Le principe de la décision, bien que rarement explicité dans les modèles motivationnels, semble être basé sur une évaluation de coûts et de bénéfices qui peuvent prendre de multiples formes. C’est, par exemple, sur cette base que repose pour certains auteurs l’altruisme (Piliavin & al., 1981) ou les décisions d’achat (Taylor, 1974). Cette évaluation peut être appréhendée comme un calcul, ce qui suppose que l’homme soit un être rationnel. L’enjeu dans ce cas est de comprendre cette rationalité, ce qui revient à découvrir les règles sur lesquelles s’appuie le raisonnement humain.
Une avancée majeure a été effectuée par Bernoulli (1738/1971) dans le domaine des comportements à risque portant sur des paris, quand il a démontré que le raisonnement du joueur ne reposait pas sur l’espérance mathématique. En effet, l’individu a tendance à se montrer moins gourmand que ce que prédit l’espérance mathématique. Bernoulli (1738/1971) a donc eu l’idée d’introduire une nuance entre deux formes de valeurs. « La détermination de la valeur d’un article ne sera pas fondée sur son prix, mais sur l’utilité qu’il procure. Le prix d’un article ne dépend que de l’objet lui-même ; il est le même pour toute personne ; en revanche l’utilité dépend des conditions particulières où se trouve la personne qui a la charge de l’évaluation. Ainsi, il n’est pas douteux que le gain de mille ducats soit plus important pour un homme pauvre que pour un riche, bien que le montant soit le même pour l’un et pour l’autre. » (Bernoulli, 1738/1971, p. 6). Cette nuance subtile entre deux formes de valeur permettra à Bernoulli (1738/1971) de proposer un raisonnement purement mathématique qui servira de base aux théories décisionnelles en économie jusqu’au XXe siècle.

Cependant, ce raisonnement repose entièrement sur le présupposé que l’homme est un être rationnel. Différentes expériences en économie expérimentale montrent actuellement les limites d’un tel raisonnement.
La confrontation des modélisations mathématiques et des faits expérimentaux indique de façon indubitable que l’homme n’est pas d’une cohérence à toute épreuve. Dans l’expérience de McNeil & al. (1982, cité par Tversky & Kahneman, 1986) par exemple, si un problème médical est présenté en termes de chance de survie ou de taux de mortalité, le choix d’un traitement médical change alors que les proportions de survie et de mortalité restent les mêmes dans les deux énoncés. De plus, McNeil & al. (1982) ont testé ces problèmes auprès de physiciens et d’étudiants spécialisés en statistiques économiques et obtiennent les mêmes distorsions.
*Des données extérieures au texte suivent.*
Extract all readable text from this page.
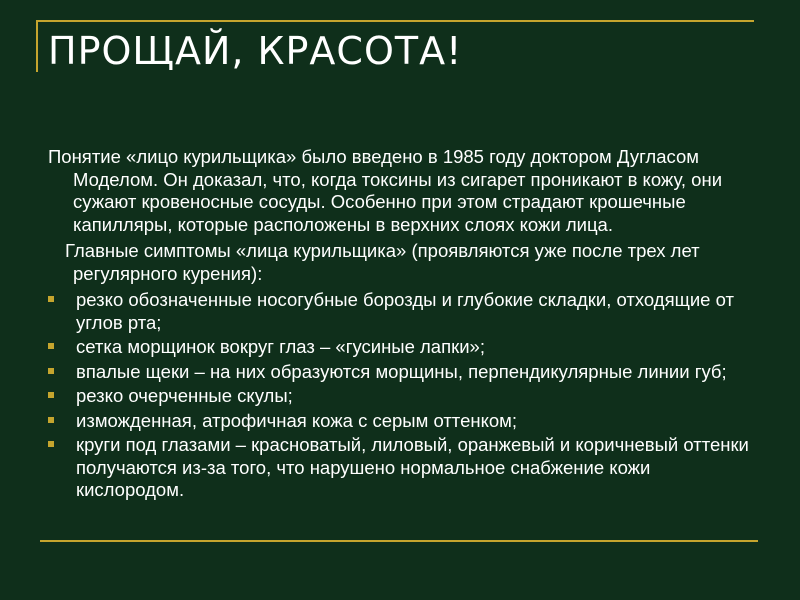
ПРОЩАЙ, КРАСОТА!

Понятие «лицо курильщика» было введено в 1985 году доктором Дугласом Моделом. Он доказал, что, когда токсины из сигарет проникают в кожу, они сужают кровеносные сосуды. Особенно при этом страдают крошечные капилляры, которые расположены в верхних слоях кожи лица.

Главные симптомы «лица курильщика» (проявляются уже после трех лет регулярного курения):

резко обозначенные носогубные борозды и глубокие складки, отходящие от углов рта;
сетка морщинок вокруг глаз – «гусиные лапки»;
впалые щеки – на них образуются морщины, перпендикулярные линии губ;
резко очерченные скулы;
изможденная, атрофичная кожа с серым оттенком;
круги под глазами – красноватый, лиловый, оранжевый и коричневый оттенки получаются из-за того, что нарушено нормальное снабжение кожи кислородом.
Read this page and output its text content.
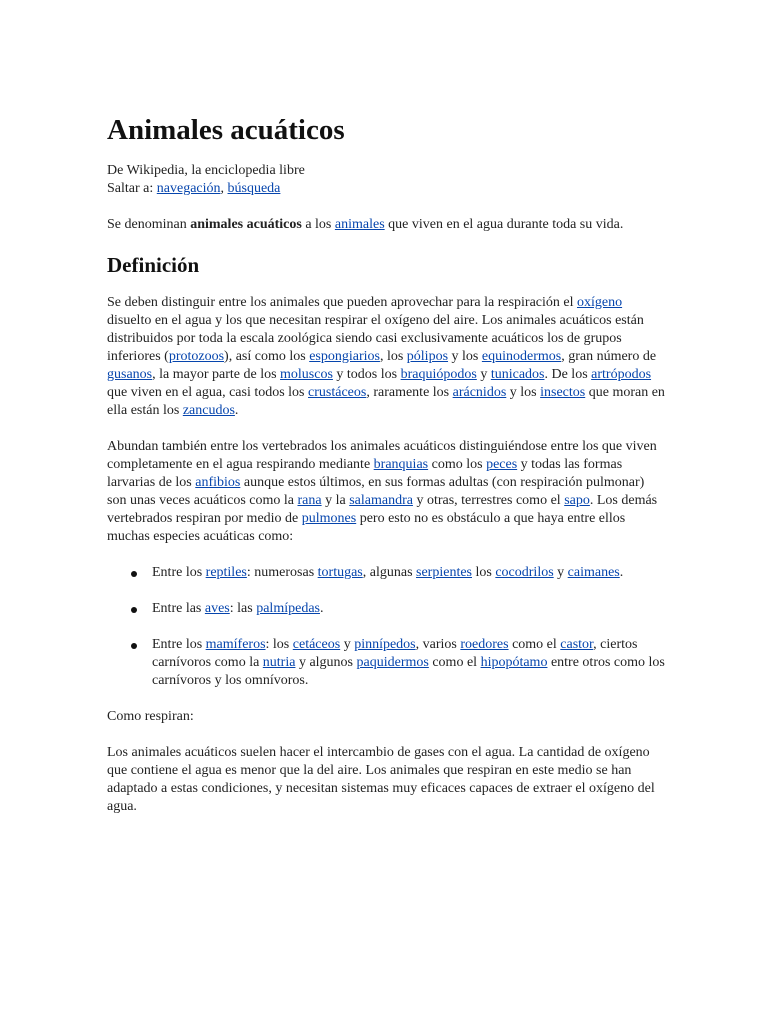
Animales acuáticos
De Wikipedia, la enciclopedia libre
Saltar a: navegación, búsqueda

Se denominan animales acuáticos a los animales que viven en el agua durante toda su vida.

Definición

Se deben distinguir entre los animales que pueden aprovechar para la respiración el oxígeno disuelto en el agua y los que necesitan respirar el oxígeno del aire. Los animales acuáticos están distribuidos por toda la escala zoológica siendo casi exclusivamente acuáticos los de grupos inferiores (protozoos), así como los espongiarios, los pólipos y los equinodermos, gran número de gusanos, la mayor parte de los moluscos y todos los braquiópodos y tunicados. De los artrópodos que viven en el agua, casi todos los crustáceos, raramente los arácnidos y los insectos que moran en ella están los zancudos.

Abundan también entre los vertebrados los animales acuáticos distinguiéndose entre los que viven completamente en el agua respirando mediante branquias como los peces y todas las formas larvarias de los anfibios aunque estos últimos, en sus formas adultas (con respiración pulmonar) son unas veces acuáticos como la rana y la salamandra y otras, terrestres como el sapo. Los demás vertebrados respiran por medio de pulmones pero esto no es obstáculo a que haya entre ellos muchas especies acuáticas como:

Entre los reptiles: numerosas tortugas, algunas serpientes los cocodrilos y caimanes.
Entre las aves: las palmípedas.
Entre los mamíferos: los cetáceos y pinnípedos, varios roedores como el castor, ciertos carnívoros como la nutria y algunos paquidermos como el hipopótamo entre otros como los carnívoros y los omnívoros.

Como respiran:

Los animales acuáticos suelen hacer el intercambio de gases con el agua. La cantidad de oxígeno que contiene el agua es menor que la del aire. Los animales que respiran en este medio se han adaptado a estas condiciones, y necesitan sistemas muy eficaces capaces de extraer el oxígeno del agua.
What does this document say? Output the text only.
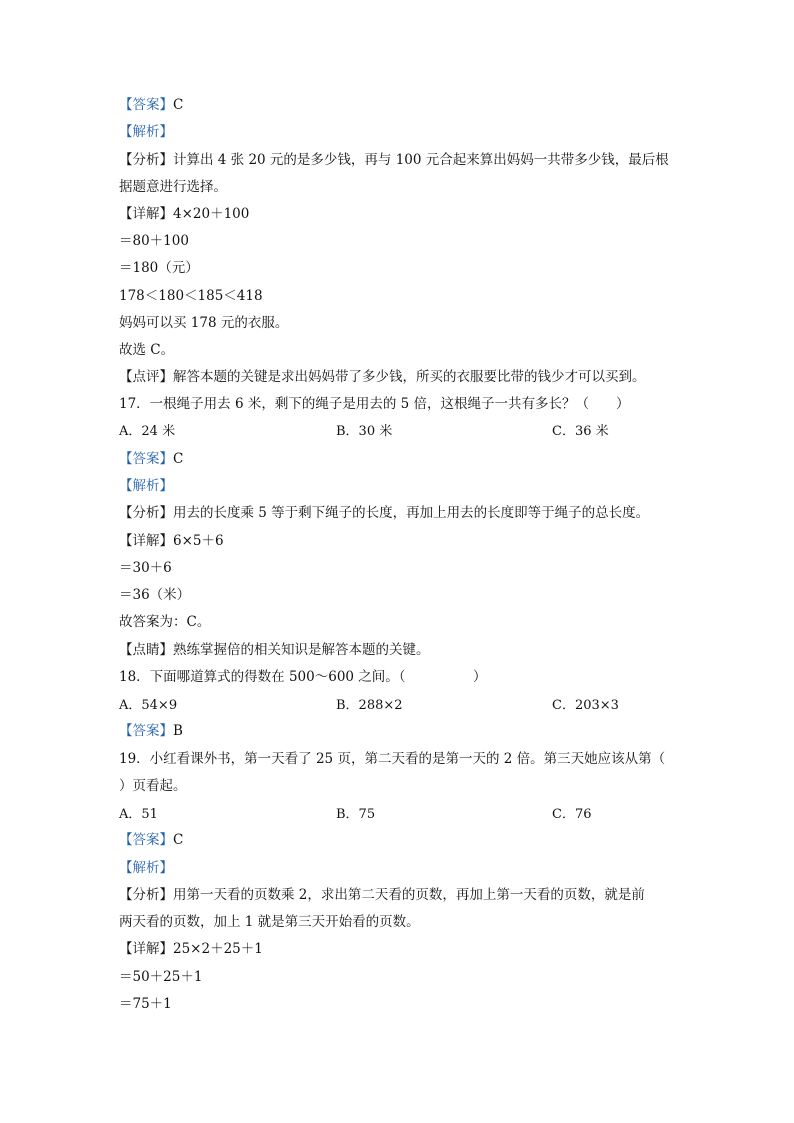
【答案】C
【解析】
【分析】计算出 4 张 20 元的是多少钱，再与 100 元合起来算出妈妈一共带多少钱，最后根
据题意进行选择。
【详解】4×20＋100
＝80＋100
＝180（元）
178＜180＜185＜418
妈妈可以买 178 元的衣服。
故选 C。
【点评】解答本题的关键是求出妈妈带了多少钱，所买的衣服要比带的钱少才可以买到。
17．一根绳子用去 6 米，剩下的绳子是用去的 5 倍，这根绳子一共有多长？（　　）
A．24 米	B．30 米	C．36 米
【答案】C
【解析】
【分析】用去的长度乘 5 等于剩下绳子的长度，再加上用去的长度即等于绳子的总长度。
【详解】6×5＋6
＝30＋6
＝36（米）
故答案为：C。
【点睛】熟练掌握倍的相关知识是解答本题的关键。
18．下面哪道算式的得数在 500～600 之间。（　　　　　）
A．54×9	B．288×2	C．203×3
【答案】B
19．小红看课外书，第一天看了 25 页，第二天看的是第一天的 2 倍。第三天她应该从第（
）页看起。
A．51	B．75	C．76
【答案】C
【解析】
【分析】用第一天看的页数乘 2，求出第二天看的页数，再加上第一天看的页数，就是前
两天看的页数，加上 1 就是第三天开始看的页数。
【详解】25×2＋25＋1
＝50＋25＋1
＝75＋1
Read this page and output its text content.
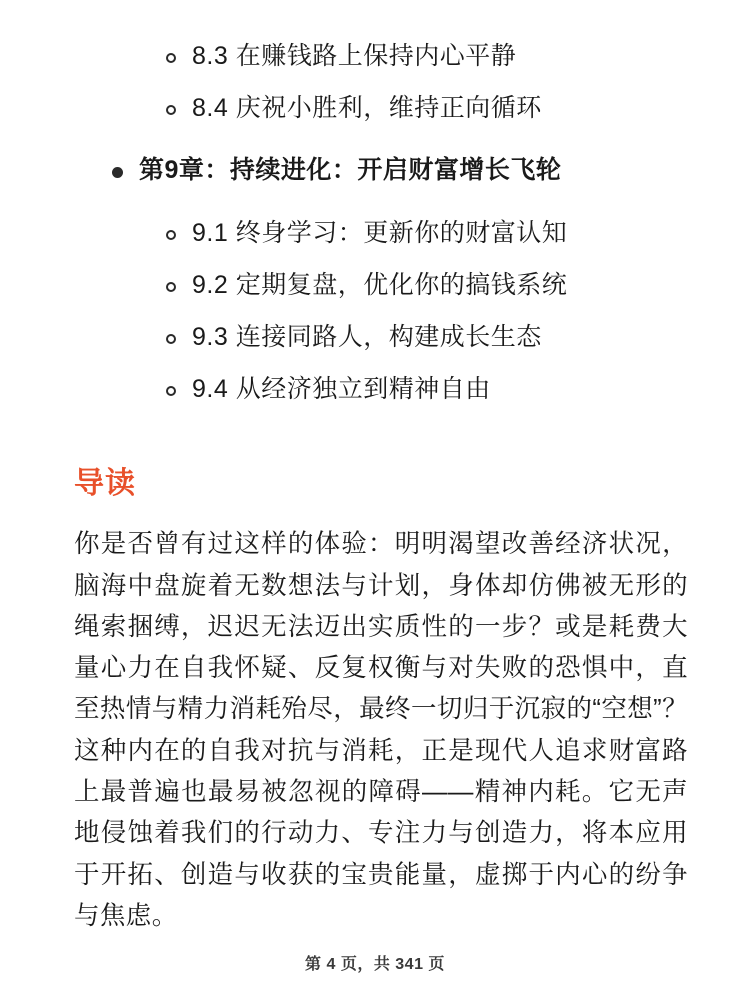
8.3 在赚钱路上保持内心平静
8.4 庆祝小胜利，维持正向循环
第9章：持续进化：开启财富增长飞轮
9.1 终身学习：更新你的财富认知
9.2 定期复盘，优化你的搞钱系统
9.3 连接同路人，构建成长生态
9.4 从经济独立到精神自由
导读

你是否曾有过这样的体验：明明渴望改善经济状况，脑海中盘旋着无数想法与计划，身体却仿佛被无形的绳索捆缚，迟迟无法迈出实质性的一步？或是耗费大量心力在自我怀疑、反复权衡与对失败的恐惧中，直至热情与精力消耗殆尽，最终一切归于沉寂的“空想”？这种内在的自我对抗与消耗，正是现代人追求财富路上最普遍也最易被忽视的障碍——精神内耗。它无声地侵蚀着我们的行动力、专注力与创造力，将本应用于开拓、创造与收获的宝贵能量，虚掷于内心的纷争与焦虑。

第 4 页，共 341 页
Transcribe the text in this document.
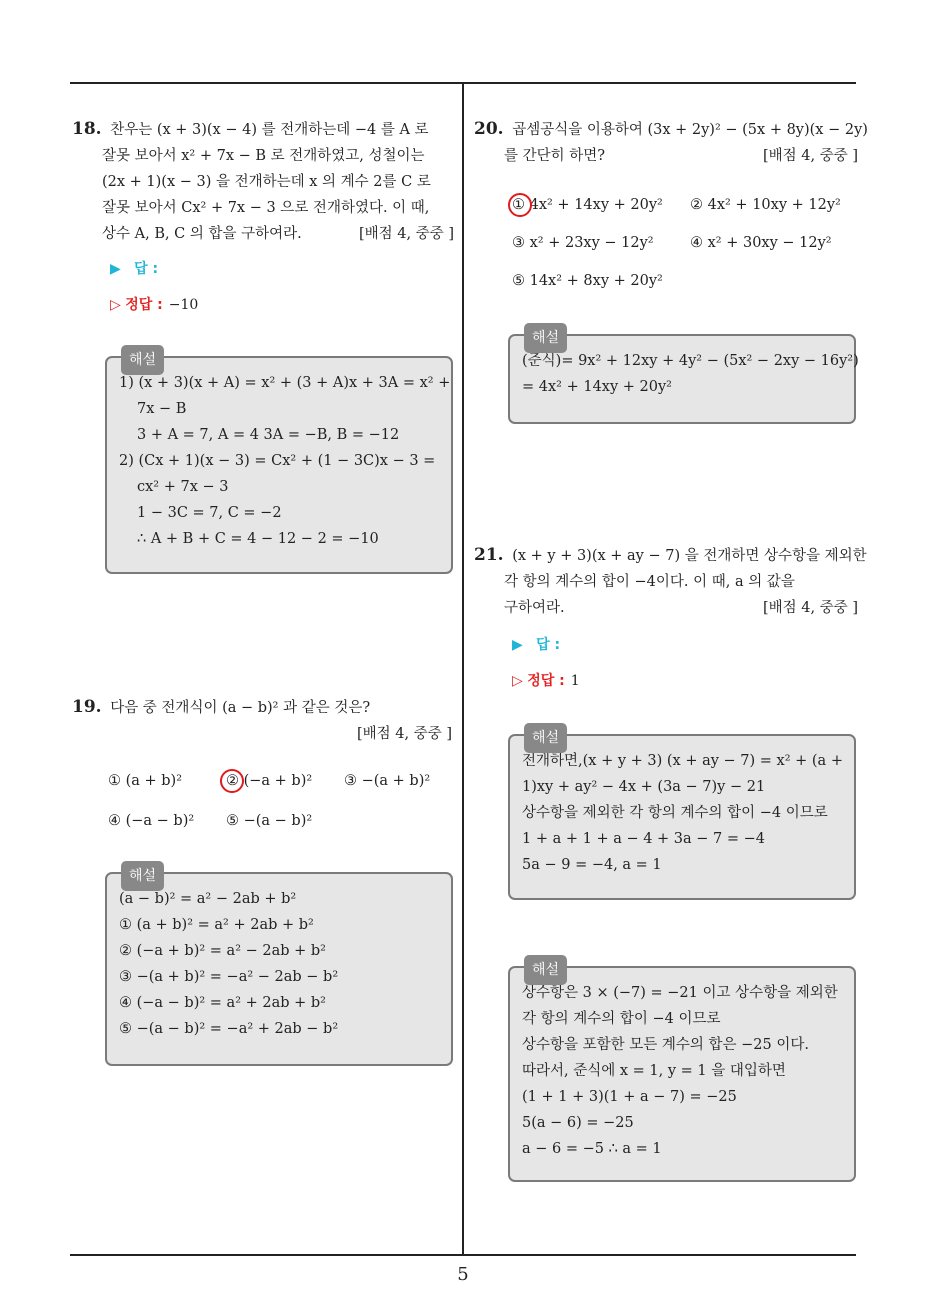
5
18. 찬우는 (x + 3)(x − 4) 를 전개하는데 −4 를 A 로
잘못 보아서 x² + 7x − B 로 전개하였고, 성철이는
(2x + 1)(x − 3) 을 전개하는데 x 의 계수 2를 C 로
잘못 보아서 Cx² + 7x − 3 으로 전개하였다. 이 때,
상수 A, B, C 의 합을 구하여라.	[배점 4, 중중 ]
▶ 답 :
▷ 정답 : −10
해설
1) (x + 3)(x + A) = x² + (3 + A)x + 3A = x² +
7x − B
3 + A = 7, A = 4 3A = −B, B = −12
2) (Cx + 1)(x − 3) = Cx² + (1 − 3C)x − 3 =
cx² + 7x − 3
1 − 3C = 7, C = −2
∴ A + B + C = 4 − 12 − 2 = −10
19. 다음 중 전개식이 (a − b)² 과 같은 것은?
[배점 4, 중중 ]
① (a + b)²	② (−a + b)² ③ −(a + b)²
④ (−a − b)² ⑤ −(a − b)²
해설
(a − b)² = a² − 2ab + b²
① (a + b)² = a² + 2ab + b²
② (−a + b)² = a² − 2ab + b²
③ −(a + b)² = −a² − 2ab − b²
④ (−a − b)² = a² + 2ab + b²
⑤ −(a − b)² = −a² + 2ab − b²
20. 곱셈공식을 이용하여 (3x + 2y)² − (5x + 8y)(x − 2y)
를 간단히 하면?	[배점 4, 중중 ]
① 4x² + 14xy + 20y² ② 4x² + 10xy + 12y²
③ x² + 23xy − 12y²	④ x² + 30xy − 12y²
⑤ 14x² + 8xy + 20y²
해설
(준식)= 9x² + 12xy + 4y² − (5x² − 2xy − 16y²)
= 4x² + 14xy + 20y²
21. (x + y + 3)(x + ay − 7) 을 전개하면 상수항을 제외한
각 항의 계수의 합이 −4이다. 이 때, a 의 값을
구하여라.	[배점 4, 중중 ]
▶ 답 :
▷ 정답 : 1
해설
전개하면,(x + y + 3) (x + ay − 7) = x² + (a +
1)xy + ay² − 4x + (3a − 7)y − 21
상수항을 제외한 각 항의 계수의 합이 −4 이므로
1 + a + 1 + a − 4 + 3a − 7 = −4
5a − 9 = −4, a = 1
해설
상수항은 3 × (−7) = −21 이고 상수항을 제외한
각 항의 계수의 합이 −4 이므로
상수항을 포함한 모든 계수의 합은 −25 이다.
따라서, 준식에 x = 1, y = 1 을 대입하면
(1 + 1 + 3)(1 + a − 7) = −25
5(a − 6) = −25
a − 6 = −5 ∴ a = 1
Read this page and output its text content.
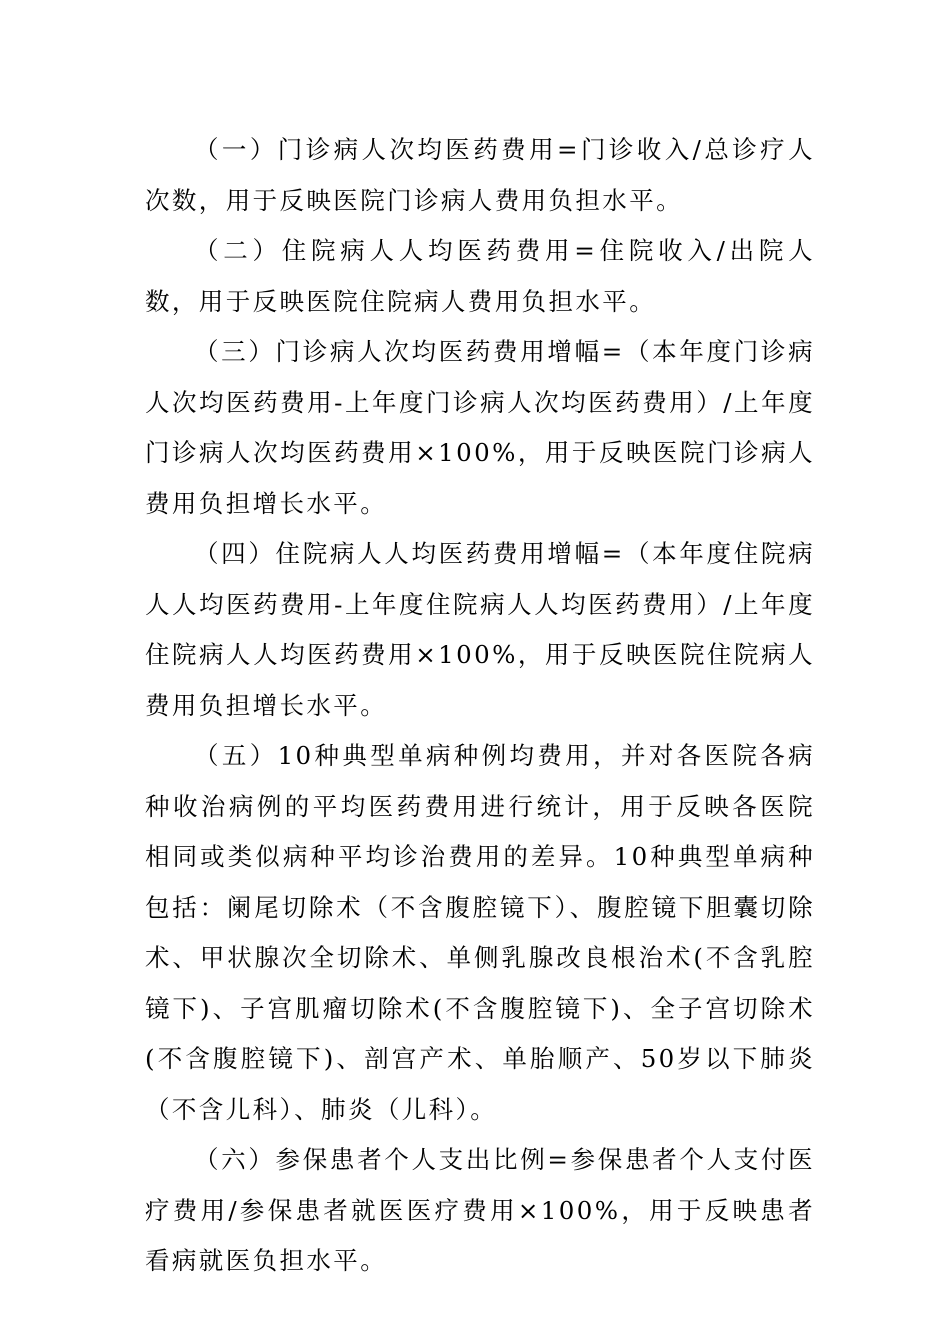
（一）门诊病人次均医药费用=门诊收入/总诊疗人次数，用于反映医院门诊病人费用负担水平。

（二）住院病人人均医药费用=住院收入/出院人数，用于反映医院住院病人费用负担水平。

（三）门诊病人次均医药费用增幅=（本年度门诊病人次均医药费用-上年度门诊病人次均医药费用）/上年度门诊病人次均医药费用×100%，用于反映医院门诊病人费用负担增长水平。

（四）住院病人人均医药费用增幅=（本年度住院病人人均医药费用-上年度住院病人人均医药费用）/上年度住院病人人均医药费用×100%，用于反映医院住院病人费用负担增长水平。

（五）10种典型单病种例均费用，并对各医院各病种收治病例的平均医药费用进行统计，用于反映各医院相同或类似病种平均诊治费用的差异。10种典型单病种包括：阑尾切除术（不含腹腔镜下）、腹腔镜下胆囊切除术、甲状腺次全切除术、单侧乳腺改良根治术(不含乳腔镜下)、子宫肌瘤切除术(不含腹腔镜下)、全子宫切除术(不含腹腔镜下)、剖宫产术、单胎顺产、50岁以下肺炎（不含儿科）、肺炎（儿科）。

（六）参保患者个人支出比例=参保患者个人支付医疗费用/参保患者就医医疗费用×100%，用于反映患者看病就医负担水平。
L’ensemble de ces considérations permet donc d’affirmer que l’étape des coûts et bénéfices, qui reste cependant la référence en matière de prise de décision, n’est pas une simple formalité d’un point de vue psychologique. Autrement dit, la détermination de la motivation la plus forte ne conduit pas toujours l’individu à faire le choix qu’on est en droit d’attendre de lui. Certains mécanismes psychologiques spécifiques à la décision doivent être pris en compte. C’est exactement ce qui se passe dans la procrastination (Ellis & Knaus, 1977 ; Knaus, 2000). Seule une explicitation des mécanismes psychologiques permet de comprendre pourquoi un individu retarde indéfiniment sa décision alors que tout l’incite à en prendre une.

À l’inverse, ce sont aussi des facteurs psychologiques qui vont permettre de comprendre comment la faciliter. Gollwitzer (1999 ; Gollwitzer & Sheera, 2006) propose à cette fin un modèle qui explique comment il est possible d’aider la prise de décision en implémentant des intentions.
Pour lui, lorsque l’individu choisit de poursuivre un objectif il n’est pas certain pour autant d’atteindre le résultat qu’il souhaite. Pour cela, il doit franchir différentes étapes qui nécessitent la prise en compte d’éléments complexes. En fonction de la situation, il doit déterminer le comportement le plus approprié et aussi « quand » et « comment » il doit adopter ce comportement pour atteindre l’objectif qu’il s’est fixé. Dans de très nombreux cas, même si l’individu est très motivé pour agir, il n’est pas pour autant en mesure de savoir précisément quel comportement adopter et à quel moment, ce qui peut bloquer ou retarder sa prise de décision au moment opportun.

Gollwitzer & Brandstatter (1997) montrent expérimentalement qu’il est possible de favoriser le comportement d’étudiants motivés en créant une implémentation de l’intention avec la structure suivante : « Quand la situation x se produit, je vais réaliser la réponse y ». L’implémentation d’intentions permet d’anticiper les opportunités et donne lieu à une orientation des réponses de l’individu. En formulant de telles intentions, l’individu s’engage à répondre à certaines situations de telle manière.